Chair of Incredible Edible

= Pamela Warhurst =

British Incredible Edible cofounder (born 1950)

Pamela Janice Warhurst (born 1950) is a British community leader, activist and environment worker who founded the voluntary gardening initiative, Incredible Edible, in Todmorden, West Yorkshire. In 2009, Prince Charles visited the project in support.

Warhurst is currently Chair of Incredible Edible and Chair of the Todmorden Town Deal regeneration board . She was formerly Chair of Forestry Commission Great Britain, Chair of The Incredible Aquagarden (subsequently dissolved), a social enterprise demonstrating and teaching urban farming and Chair of Handmade Parade, a leading community arts enterprise. She is also a Fellow of the Royal Society of Arts & Manufacturing, and an honorary fellow of both the Landscape Institute and Leeds Beckett University. She has an MA in Economics from Manchester University.

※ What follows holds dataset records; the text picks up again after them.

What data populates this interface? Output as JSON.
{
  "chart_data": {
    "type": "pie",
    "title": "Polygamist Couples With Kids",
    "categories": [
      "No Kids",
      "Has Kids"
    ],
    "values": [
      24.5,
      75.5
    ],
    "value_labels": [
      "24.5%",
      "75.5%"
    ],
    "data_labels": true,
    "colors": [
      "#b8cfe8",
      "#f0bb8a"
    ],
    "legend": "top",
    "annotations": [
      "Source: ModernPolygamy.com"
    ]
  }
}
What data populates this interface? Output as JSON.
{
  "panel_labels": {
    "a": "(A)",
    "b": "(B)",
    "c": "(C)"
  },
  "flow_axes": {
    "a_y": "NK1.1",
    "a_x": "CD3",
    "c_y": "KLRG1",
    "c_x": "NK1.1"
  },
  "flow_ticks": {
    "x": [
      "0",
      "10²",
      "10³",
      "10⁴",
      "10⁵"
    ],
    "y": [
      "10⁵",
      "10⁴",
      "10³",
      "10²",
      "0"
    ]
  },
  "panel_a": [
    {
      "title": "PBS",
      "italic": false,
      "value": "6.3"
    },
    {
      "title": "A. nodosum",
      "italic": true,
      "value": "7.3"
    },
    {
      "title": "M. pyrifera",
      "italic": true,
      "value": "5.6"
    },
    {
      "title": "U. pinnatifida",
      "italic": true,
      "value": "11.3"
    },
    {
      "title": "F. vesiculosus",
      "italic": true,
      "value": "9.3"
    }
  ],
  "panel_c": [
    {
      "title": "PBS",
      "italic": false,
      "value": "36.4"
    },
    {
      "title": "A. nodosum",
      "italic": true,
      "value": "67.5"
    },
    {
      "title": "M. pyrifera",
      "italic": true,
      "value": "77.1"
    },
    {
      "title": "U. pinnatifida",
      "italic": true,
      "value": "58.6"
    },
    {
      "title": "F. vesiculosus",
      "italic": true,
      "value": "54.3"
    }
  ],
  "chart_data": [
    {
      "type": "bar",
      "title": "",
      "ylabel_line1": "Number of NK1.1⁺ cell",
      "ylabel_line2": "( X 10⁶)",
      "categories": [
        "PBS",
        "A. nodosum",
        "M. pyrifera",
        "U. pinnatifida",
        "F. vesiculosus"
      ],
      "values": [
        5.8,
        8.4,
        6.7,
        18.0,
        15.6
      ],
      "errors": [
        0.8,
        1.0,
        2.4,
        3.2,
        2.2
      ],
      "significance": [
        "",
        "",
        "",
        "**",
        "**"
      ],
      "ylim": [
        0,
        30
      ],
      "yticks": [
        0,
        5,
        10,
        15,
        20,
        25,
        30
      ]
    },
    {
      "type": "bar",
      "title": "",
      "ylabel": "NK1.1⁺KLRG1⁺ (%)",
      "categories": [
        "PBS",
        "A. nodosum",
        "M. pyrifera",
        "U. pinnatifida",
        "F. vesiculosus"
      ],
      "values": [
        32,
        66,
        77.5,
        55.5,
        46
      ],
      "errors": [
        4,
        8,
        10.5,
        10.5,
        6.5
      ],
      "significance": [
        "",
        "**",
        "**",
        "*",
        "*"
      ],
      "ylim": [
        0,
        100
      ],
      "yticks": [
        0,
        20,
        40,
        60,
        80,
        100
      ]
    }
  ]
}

She previously served as a member of the Board of Natural England, where she was the lead non-executive board member working on the Countryside & Rights of Way Bill in 2000. She has been both Deputy Chair and Acting Chair of the Countryside Agency, a Labour council leader on the Calderdale Council, and a board member of Yorkshire Forward. She has also chaired the National Countryside Access Forum and the Calderdale NHS Trust.

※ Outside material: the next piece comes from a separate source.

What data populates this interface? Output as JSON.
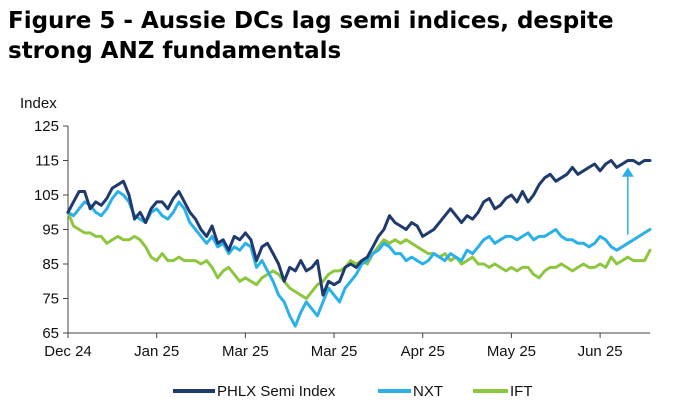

From 2005 to 2018 she took the chair of Pennine Prospects, a regeneration company focusing on the South Pennine region of the United Kingdom. In the New Year Honours 2005 Warhurst was appointed as a Commander of the Order of the British Empire (CBE), for services to the environment.

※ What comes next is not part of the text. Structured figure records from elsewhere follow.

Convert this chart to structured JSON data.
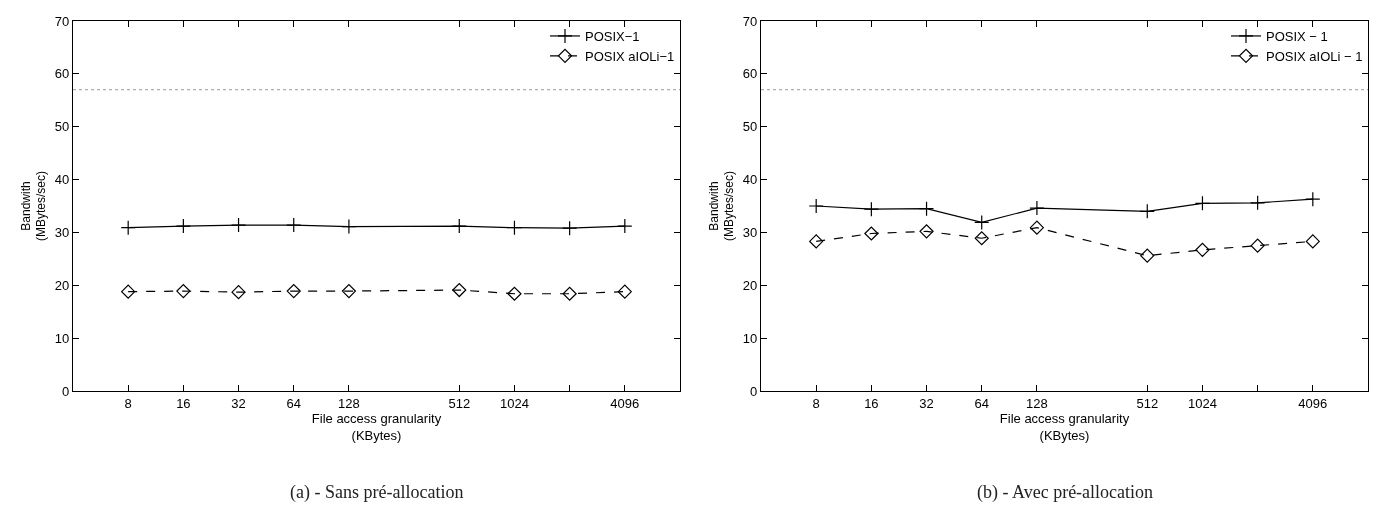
{
  "chart_data": [
    {
      "type": "line",
      "xlabel": "File access granularity\n(KBytes)",
      "ylabel": "Bandwith\n(MBytes/sec)",
      "x": [
        8,
        16,
        32,
        64,
        128,
        512,
        1024,
        2048,
        4096
      ],
      "log": "x",
      "xlim": [
        4,
        8192
      ],
      "xticks": [
        8,
        16,
        32,
        64,
        128,
        512,
        1024,
        {
          "value": 2048,
          "label": null
        },
        4096
      ],
      "ylim": [
        0,
        70
      ],
      "yticks": [
        0,
        10,
        20,
        30,
        40,
        50,
        60,
        70
      ],
      "grid": false,
      "legend": "top right",
      "series": [
        {
          "name": "POSIX−1",
          "color": "#000000",
          "marker": "cross",
          "line_style": "solid",
          "values": [
            30.9,
            31.2,
            31.4,
            31.4,
            31.1,
            31.2,
            30.9,
            30.8,
            31.2
          ]
        },
        {
          "name": "POSIX aIOLi−1",
          "color": "#000000",
          "marker": "diamond",
          "line_style": "dashed",
          "values": [
            18.8,
            18.9,
            18.7,
            18.9,
            18.9,
            19.1,
            18.4,
            18.4,
            18.8
          ]
        }
      ],
      "ref_lines": [
        {
          "axis": "y",
          "value": 57,
          "color": "#999999",
          "line_style": "dotted"
        }
      ],
      "annotations": [
        "(a) - Sans pré-allocation"
      ]
    },
    {
      "type": "line",
      "xlabel": "File access granularity\n(KBytes)",
      "ylabel": "Bandwith\n(MBytes/sec)",
      "x": [
        8,
        16,
        32,
        64,
        128,
        512,
        1024,
        2048,
        4096
      ],
      "log": "x",
      "xlim": [
        4,
        8192
      ],
      "xticks": [
        8,
        16,
        32,
        64,
        128,
        512,
        1024,
        {
          "value": 2048,
          "label": null
        },
        4096
      ],
      "ylim": [
        0,
        70
      ],
      "yticks": [
        0,
        10,
        20,
        30,
        40,
        50,
        60,
        70
      ],
      "grid": false,
      "legend": "top right",
      "series": [
        {
          "name": "POSIX − 1",
          "color": "#000000",
          "marker": "cross",
          "line_style": "solid",
          "values": [
            35.0,
            34.4,
            34.5,
            31.9,
            34.6,
            34.0,
            35.5,
            35.6,
            36.3
          ]
        },
        {
          "name": "POSIX aIOLi − 1",
          "color": "#000000",
          "marker": "diamond",
          "line_style": "dashed",
          "values": [
            28.3,
            29.8,
            30.2,
            28.9,
            30.9,
            25.6,
            26.7,
            27.5,
            28.3
          ]
        }
      ],
      "ref_lines": [
        {
          "axis": "y",
          "value": 57,
          "color": "#999999",
          "line_style": "dotted"
        }
      ],
      "annotations": [
        "(b) - Avec pré-allocation"
      ]
    }
  ]
}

Warhurst lives in Todmorden, West Yorkshire.

In 2008, she launched Incredible Edible in Todmorden, West Yorkshire, there are currently 150 groups in the UK and 1000 groups around the world. She started an experimental project focused on "eating" in which she sowed seeds of kidney beans and other vegetables on the grounds of a dilapidated health center, a sign saying "FOOD FOR FREE" was erected when the produce was harvested. From this, the initiative opened 70 areas for the growing of food in Todmorden. The initiative operates with three primary values, described by their founder as spinning “plates”: community, business, and education. Warhurts has given lectures on the project (including TED talks) and written a book.